Vivo in Sicilia. L’isola, ormai da qualche decennio, vive un progressivo impoverimento delle proprie risorse giovani. Negli anni del secondo dopoguerra dalla Sicilia partivano gli emigrati con le valige di cartone per emigrare nei paesi del Nord e trovare un lavoro (spesso senza fare più ritorno). Ora numerosi laureati nelle università del Nord Italia, specie in discipline scientifiche o economiche, vivono e lavorano in altre sedi, spesso all’estero. Sono le migliori intelligenze del nostro Paese, e anche adesso quasi mai fanno ritorno nelle terre d’origine. Questo determina un progressivo invecchiamento della popolazione, un depauperamento, di cui coglieremo appieno le conseguenze tra qualche decennio, quando un fenomeno del genere finirà per allargare sempre di più il divario tra le diverse aree del Paese.
Sono passati 160 anni dall’unità d’Italia. Nel 1861 il meridione (regno assoluto dei Borbone, con territori che conservavano vaste sacche di povertà nelle zone interne) aveva un sistema bancario tra i più floridi d’Europa e risorse finanziarie che velocemente presero la via del Nord. I “capitali” si trasferirono subito verso Torino e il Banco delle due Sicilie (poi divenuto banco di Napoli) passò sotto la guida di funzionari piemontesi.
Oggi, in un contesto profondamente diverso, il Sud continua a versare lacrime sulle sue piaghe senza alcuna capacità di programmare al meglio il proprio futuro. Così è stato negli anni della “Cassa del Mezzogiorno”, quando ingenti risorse arrivarono nelle regioni meridionali, ma quasi mai vennero spesi per favorire uno sviluppo reale; così negli anni dell’industrializzazione (Gela, Priolo, Termini Imerese, Pomigliano d’Arco, l’Ilva di Taranto, Rwm Italia nel Sulcis). Oggi restano solo le macerie, la storia di uno sviluppo fallito e di un territorio che è stato massacrato. Resiste – ed è anzi più florida purtroppo – solo la fabbrica di armi del Sud Sardegna.

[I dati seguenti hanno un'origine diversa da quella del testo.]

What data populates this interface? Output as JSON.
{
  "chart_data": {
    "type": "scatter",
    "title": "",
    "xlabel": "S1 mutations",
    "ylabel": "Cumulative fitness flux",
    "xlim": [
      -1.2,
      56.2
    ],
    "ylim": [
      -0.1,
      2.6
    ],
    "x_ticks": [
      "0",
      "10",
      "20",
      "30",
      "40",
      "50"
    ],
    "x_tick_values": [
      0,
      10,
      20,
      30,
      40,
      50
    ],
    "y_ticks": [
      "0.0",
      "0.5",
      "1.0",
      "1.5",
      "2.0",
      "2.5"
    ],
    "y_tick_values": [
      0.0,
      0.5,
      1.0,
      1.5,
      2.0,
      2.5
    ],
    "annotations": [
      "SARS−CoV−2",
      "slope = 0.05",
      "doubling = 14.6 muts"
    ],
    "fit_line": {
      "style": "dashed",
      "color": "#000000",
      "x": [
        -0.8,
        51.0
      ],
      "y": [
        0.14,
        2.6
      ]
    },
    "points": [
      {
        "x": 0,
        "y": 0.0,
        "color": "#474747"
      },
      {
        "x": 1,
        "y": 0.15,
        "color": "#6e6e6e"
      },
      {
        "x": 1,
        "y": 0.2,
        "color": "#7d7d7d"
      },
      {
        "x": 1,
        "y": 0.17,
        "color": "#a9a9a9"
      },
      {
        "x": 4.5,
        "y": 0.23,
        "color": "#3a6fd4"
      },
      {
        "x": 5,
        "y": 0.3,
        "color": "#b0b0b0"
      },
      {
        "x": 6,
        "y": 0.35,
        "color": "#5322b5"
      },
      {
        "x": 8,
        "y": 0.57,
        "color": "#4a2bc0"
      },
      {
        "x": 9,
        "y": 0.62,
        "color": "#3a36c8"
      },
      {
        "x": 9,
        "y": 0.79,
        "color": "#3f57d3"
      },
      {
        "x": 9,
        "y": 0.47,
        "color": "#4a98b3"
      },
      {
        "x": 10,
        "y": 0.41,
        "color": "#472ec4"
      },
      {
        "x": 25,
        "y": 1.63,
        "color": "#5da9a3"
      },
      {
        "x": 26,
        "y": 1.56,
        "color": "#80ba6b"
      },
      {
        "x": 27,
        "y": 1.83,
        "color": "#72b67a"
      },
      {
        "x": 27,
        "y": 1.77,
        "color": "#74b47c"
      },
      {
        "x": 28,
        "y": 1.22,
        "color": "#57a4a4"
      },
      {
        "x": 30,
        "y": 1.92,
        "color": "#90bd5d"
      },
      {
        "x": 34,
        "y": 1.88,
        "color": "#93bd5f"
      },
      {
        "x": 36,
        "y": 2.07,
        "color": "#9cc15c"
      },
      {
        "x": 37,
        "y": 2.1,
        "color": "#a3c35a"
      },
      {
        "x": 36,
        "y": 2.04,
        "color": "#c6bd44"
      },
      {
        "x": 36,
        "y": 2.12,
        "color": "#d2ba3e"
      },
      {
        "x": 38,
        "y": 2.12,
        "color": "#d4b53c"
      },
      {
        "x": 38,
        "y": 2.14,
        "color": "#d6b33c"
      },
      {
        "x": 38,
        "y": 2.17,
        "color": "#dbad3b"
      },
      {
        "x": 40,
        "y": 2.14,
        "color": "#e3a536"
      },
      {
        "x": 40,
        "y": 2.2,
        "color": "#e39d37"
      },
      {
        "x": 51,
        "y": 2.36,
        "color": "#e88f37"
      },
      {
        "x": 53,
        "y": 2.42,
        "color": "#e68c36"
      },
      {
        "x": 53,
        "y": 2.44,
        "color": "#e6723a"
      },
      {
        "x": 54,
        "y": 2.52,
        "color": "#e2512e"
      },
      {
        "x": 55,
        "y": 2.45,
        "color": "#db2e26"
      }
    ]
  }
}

Ora, l’autonomia differenziata. Cosa cambierà per la Sicilia e per le altre regioni meridionali? La storia ci dirà se essa avrà fatto bene al Paese o se sarà servita a marcare le differenze. La cronaca di questi giorni ci dirà come si muoverà il Paese e le sue forze politiche e sociali. Che forse sull’autonomia differenziata si sono svegliati troppo tardi.
Si promuoverà un referendum. Che sarà – ancora una volta – una prova di forze tra le correnti politiche. Che potrà servire – a seconda di quale punto di vista si vorrà considerare – a salvare il Paese dai rischi di uno sfaldamento o potrà imprimere una svolta al suo sviluppo.
Ci si augura che il voto referendario sia consapevole e si basi sui fatti. Che non sia solo supportato da logiche correntizie e di partito. Ma questo forse oggi è chiedere troppo alla maturità di questo Paese e del suo elettorato. Sempre più lontano – complici anche le riforme elettorali – dalla politica italiana. E che sempre più in massa diserta le urne al momento del voto.